I couldn’t help myself. I can’t help myself. It’s something about the bountifulness and being able to go up as many times as you want. I would have 4 small courses for breakfast, topped off by buck’s fizz, natch. I would also have 4 small courses for dinner. It was like tapas on steroids.

We decided not to upgrade to full board – the all inclusive package – while we were there. It was €30 per day to upgrade, for which you also got lunch and all the drinks you wanted from a specific list. A long specific list, including mojitos that were €12 a pop to the non-full boarders. It was ludicrously good value.

I wouldn’t have been able to control my intake with a 24/7 carte blanche. With all inclusive it’s as if the laws of supply and demand no longer apply. We can suspend Newton’s 3rd law of physics and gorge on a seemingly unending supply of body fuel.

It’s a good job there was a gym and a couple of pools in the complex. An extra stone over the course of a week does not sit well on a 10-stone frame.

I was helping my daughter bake a cake the other day. She wanted help measuring out the ingredients and then she got on with it herself. It was to be a cake for her Ladyship’s birthday, one of those two-sponge affairs with jam in the middle and icing on the top.

I haven’t baked in a long time. I was staggered at the amount of butter that was called for in the recipe. Half a bar of the stuff. Worse was to come. The required amount of sugar filled a desert bowl, heaped.
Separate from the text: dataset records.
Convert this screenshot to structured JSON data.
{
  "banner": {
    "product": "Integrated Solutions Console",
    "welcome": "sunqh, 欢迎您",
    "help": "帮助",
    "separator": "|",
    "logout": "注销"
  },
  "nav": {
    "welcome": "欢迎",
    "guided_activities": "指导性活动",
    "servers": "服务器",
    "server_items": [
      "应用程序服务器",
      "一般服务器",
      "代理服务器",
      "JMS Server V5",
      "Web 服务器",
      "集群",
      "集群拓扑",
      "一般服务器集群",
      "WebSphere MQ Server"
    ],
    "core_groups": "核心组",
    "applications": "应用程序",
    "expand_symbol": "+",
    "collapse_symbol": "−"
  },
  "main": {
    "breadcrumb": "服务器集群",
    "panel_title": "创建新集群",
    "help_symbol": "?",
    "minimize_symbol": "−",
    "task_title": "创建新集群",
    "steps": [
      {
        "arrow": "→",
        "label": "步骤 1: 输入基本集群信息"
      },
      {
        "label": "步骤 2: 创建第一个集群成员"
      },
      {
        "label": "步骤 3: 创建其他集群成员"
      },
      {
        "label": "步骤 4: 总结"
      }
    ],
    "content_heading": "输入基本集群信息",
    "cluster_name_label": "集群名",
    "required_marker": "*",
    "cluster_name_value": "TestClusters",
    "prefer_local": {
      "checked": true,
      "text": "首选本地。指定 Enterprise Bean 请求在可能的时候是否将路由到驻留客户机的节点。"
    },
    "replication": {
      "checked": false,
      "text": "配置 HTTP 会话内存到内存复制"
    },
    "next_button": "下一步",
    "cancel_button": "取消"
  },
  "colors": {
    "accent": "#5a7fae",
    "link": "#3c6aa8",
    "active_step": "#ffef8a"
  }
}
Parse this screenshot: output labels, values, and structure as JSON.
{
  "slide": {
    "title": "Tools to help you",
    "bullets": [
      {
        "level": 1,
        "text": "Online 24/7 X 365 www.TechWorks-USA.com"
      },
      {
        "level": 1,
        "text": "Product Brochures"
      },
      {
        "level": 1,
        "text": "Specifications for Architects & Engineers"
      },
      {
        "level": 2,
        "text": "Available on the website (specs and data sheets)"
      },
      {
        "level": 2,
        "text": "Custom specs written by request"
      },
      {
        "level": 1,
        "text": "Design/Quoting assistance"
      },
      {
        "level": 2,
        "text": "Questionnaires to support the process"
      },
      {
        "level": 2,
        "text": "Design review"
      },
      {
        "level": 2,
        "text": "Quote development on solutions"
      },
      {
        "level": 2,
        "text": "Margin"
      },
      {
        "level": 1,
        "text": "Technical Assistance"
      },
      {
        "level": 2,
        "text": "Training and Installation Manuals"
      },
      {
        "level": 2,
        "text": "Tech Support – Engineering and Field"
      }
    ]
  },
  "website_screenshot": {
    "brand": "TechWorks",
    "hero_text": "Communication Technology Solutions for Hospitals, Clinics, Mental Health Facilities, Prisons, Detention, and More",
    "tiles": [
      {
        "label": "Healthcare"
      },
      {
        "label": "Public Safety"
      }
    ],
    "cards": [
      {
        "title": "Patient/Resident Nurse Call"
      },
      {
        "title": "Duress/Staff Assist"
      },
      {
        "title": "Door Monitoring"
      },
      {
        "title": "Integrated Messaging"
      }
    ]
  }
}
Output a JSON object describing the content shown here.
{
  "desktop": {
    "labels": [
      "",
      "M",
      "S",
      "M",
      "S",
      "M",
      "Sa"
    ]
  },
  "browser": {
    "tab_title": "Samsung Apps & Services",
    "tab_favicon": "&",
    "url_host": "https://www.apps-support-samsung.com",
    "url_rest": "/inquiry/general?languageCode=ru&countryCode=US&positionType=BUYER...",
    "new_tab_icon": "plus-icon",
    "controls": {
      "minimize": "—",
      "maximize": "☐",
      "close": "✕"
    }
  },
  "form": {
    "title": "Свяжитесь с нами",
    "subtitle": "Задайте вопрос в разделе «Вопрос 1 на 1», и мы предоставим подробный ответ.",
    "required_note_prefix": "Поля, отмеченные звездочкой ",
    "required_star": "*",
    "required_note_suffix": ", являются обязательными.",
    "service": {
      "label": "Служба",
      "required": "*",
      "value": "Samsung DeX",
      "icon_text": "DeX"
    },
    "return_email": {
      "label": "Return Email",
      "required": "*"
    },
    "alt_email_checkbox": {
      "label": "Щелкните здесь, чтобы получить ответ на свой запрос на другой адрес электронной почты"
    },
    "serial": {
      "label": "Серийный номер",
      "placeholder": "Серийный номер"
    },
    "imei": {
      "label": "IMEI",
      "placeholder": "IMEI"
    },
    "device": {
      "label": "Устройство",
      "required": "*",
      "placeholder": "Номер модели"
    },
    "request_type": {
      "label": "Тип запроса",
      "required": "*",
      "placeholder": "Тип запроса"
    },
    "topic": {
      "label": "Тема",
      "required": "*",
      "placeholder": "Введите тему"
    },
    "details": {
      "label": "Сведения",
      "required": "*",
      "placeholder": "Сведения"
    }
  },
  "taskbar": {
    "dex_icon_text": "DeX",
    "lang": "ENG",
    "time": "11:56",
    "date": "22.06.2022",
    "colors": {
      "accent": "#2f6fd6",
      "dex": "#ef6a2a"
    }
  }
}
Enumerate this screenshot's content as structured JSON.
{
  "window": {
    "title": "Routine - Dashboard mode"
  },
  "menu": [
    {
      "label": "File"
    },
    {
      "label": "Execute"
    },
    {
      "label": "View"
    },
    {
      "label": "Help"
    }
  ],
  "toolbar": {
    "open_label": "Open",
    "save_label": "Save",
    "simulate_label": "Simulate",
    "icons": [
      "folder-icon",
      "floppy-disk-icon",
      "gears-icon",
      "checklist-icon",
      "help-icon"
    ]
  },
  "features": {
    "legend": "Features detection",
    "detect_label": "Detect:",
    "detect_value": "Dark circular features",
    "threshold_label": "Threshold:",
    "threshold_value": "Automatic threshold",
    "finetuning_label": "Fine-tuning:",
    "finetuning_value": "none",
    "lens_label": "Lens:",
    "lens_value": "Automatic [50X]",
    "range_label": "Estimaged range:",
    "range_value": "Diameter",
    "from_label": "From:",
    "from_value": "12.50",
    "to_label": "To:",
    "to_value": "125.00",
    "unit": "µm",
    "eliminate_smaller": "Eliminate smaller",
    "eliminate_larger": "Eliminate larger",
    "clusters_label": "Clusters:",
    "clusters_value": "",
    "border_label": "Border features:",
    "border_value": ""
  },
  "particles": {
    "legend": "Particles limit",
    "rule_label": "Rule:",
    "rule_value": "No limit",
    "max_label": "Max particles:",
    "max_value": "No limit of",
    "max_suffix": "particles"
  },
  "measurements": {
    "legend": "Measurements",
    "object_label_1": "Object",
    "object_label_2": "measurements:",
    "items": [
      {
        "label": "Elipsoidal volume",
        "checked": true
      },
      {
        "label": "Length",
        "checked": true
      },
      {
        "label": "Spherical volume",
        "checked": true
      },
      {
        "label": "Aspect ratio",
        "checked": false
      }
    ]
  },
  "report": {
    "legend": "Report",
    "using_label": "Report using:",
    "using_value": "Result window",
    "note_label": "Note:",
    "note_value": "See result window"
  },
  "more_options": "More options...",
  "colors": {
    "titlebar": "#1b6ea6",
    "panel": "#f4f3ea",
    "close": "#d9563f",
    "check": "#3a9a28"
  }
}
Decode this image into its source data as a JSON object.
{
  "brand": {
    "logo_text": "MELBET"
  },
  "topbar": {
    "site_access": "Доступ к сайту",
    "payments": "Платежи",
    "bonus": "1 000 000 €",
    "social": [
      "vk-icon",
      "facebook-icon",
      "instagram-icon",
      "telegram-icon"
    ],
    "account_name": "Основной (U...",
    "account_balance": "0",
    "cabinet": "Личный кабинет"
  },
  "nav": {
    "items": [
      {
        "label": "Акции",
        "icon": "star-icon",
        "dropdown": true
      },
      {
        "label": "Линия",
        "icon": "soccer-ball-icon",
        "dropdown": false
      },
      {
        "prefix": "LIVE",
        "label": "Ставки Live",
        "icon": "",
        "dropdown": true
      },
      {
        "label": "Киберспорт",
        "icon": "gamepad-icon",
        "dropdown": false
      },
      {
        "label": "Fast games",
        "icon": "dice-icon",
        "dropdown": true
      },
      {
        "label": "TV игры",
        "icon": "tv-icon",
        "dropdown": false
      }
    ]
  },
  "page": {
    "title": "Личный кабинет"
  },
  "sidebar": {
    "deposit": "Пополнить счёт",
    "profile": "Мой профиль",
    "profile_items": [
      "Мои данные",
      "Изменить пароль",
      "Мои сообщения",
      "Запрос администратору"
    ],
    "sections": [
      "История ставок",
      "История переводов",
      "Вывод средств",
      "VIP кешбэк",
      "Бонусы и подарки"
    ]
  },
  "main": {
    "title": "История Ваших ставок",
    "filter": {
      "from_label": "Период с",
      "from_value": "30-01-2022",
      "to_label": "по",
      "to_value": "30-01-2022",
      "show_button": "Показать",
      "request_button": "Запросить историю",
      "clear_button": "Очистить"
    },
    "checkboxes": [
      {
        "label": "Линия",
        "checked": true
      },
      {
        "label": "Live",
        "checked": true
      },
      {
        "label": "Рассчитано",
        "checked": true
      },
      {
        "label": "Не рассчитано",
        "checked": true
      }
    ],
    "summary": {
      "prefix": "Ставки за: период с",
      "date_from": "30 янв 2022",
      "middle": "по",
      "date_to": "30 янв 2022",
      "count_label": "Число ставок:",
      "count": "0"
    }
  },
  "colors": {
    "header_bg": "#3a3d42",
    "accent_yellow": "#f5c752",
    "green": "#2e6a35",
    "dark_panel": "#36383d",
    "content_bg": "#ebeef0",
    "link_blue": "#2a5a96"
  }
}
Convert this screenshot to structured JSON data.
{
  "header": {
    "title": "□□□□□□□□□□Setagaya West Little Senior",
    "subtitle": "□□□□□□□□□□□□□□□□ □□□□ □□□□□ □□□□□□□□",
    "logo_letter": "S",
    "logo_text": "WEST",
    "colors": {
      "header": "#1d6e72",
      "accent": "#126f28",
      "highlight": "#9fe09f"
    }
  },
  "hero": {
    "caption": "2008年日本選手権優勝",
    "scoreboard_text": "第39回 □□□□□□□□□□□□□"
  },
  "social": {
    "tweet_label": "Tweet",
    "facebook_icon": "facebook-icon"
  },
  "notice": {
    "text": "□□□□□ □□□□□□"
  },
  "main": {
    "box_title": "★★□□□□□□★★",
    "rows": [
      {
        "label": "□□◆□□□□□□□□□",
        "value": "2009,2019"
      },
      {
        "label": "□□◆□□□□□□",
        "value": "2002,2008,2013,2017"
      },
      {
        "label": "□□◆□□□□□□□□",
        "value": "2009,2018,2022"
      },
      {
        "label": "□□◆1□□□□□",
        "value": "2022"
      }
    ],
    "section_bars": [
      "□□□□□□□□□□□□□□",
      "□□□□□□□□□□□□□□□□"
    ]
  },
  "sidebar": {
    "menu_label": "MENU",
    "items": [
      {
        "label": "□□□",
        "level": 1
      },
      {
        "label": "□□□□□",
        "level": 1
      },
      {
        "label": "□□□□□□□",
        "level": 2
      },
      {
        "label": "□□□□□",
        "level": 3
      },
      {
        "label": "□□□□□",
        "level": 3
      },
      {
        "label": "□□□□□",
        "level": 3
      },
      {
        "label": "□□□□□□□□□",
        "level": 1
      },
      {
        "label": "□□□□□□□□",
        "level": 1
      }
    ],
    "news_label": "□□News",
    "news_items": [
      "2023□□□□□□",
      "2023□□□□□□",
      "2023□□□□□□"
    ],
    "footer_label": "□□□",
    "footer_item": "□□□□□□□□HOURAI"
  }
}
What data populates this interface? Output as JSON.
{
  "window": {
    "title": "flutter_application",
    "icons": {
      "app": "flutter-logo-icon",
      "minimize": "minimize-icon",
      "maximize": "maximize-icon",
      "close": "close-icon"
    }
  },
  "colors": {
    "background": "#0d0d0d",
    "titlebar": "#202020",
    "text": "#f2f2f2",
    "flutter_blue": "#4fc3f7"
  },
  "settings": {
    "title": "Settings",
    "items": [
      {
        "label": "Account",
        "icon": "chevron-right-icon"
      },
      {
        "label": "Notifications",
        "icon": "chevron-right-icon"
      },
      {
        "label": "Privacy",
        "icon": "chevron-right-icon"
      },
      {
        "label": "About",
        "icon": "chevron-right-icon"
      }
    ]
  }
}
It reminded me how much of the stuff that we’re supposed to moderate in our diets goes into making the big 5 food indulgences: cakes, crisps, sweets, chocolates and biscuits. I also love the cake mix, the gloopy mass of ingredients before it goes into the oven. Not usually the one to make the mix, I would grab a few scrapes of the remains of the mixing bowl. I had forgotten how much badness goes into these delicacies.

I guess that’s why legislation insists on manufacturers explicitly listing contents of food and also showing the number of calories in a meal. This has applicability not just in the world of fast moving consumer goods but in the broader marketing of both B2C and B2B products. Sometimes we don’t want to know what goes into the making of something. Sometimes we do, so it’s good to have the option.

If you’re a healthy person trying to get fitter, or indeed an unhealthy person looking to get healthy – and you’re serious about it, I have one piece of advice for you.

Being in good shape is of course a complex blend of lifestyle, genetics, circumstances and so on. This is not the advice part by the way. Some of these things are beyond our control, but we can to a large extent get or stay in shape by managing our diet and exercise.

It seems to be that you need to do both. We’re subject to a basic calculation: calories in and calories out.  In that sense we’re a bit like cars, taking in fuel and using it up to do work.  The more we exercise, the more we can eat, put in an over-simplified way. If you burn less calories than you absorb, you gain weight.  If you burn more, you lose weight. You could do 100’s of sit-ups a week, but if you can’t cut out the rubbish, you won’t see the benefit.

Now I’m partial to rubbish. Very partial. Cakes, sweets, biscuits, chocolates – these are the 4 basis food groups as far as I’m concerned. Added to that, I’m not as sprightly as I used to be, and nor’s my metabolism. So this is only going to end one way if I’m not more careful.

Here’s where I get to my advice, which if course I already gave you in the heading. Keep a food diary. I have kept one for the last 5 years, recording in general terms what I’ve been eating. It’s not particularly scientific, but what I do find is that it helps me acknowledge exactly what I’m eating, and that for me is half the battle. If you ate 4 chocolate biscuits after your tofu salad, then record them. I also try to record how much water I drink (I can’t stand water; it’s an effort for me to drink it) as well as tea and coffee. Finally, I also record any exercise I do that’s more strenuous than a walk around the block.  Any day without any exercise is recorded as ‘Black Day’.

Recording exactly what you eat reminds you of exactly what you eat. When you’re monitoring it, you’re effectively measuring it. And as the business gurus will tell you, if you can measure it, you can manage it.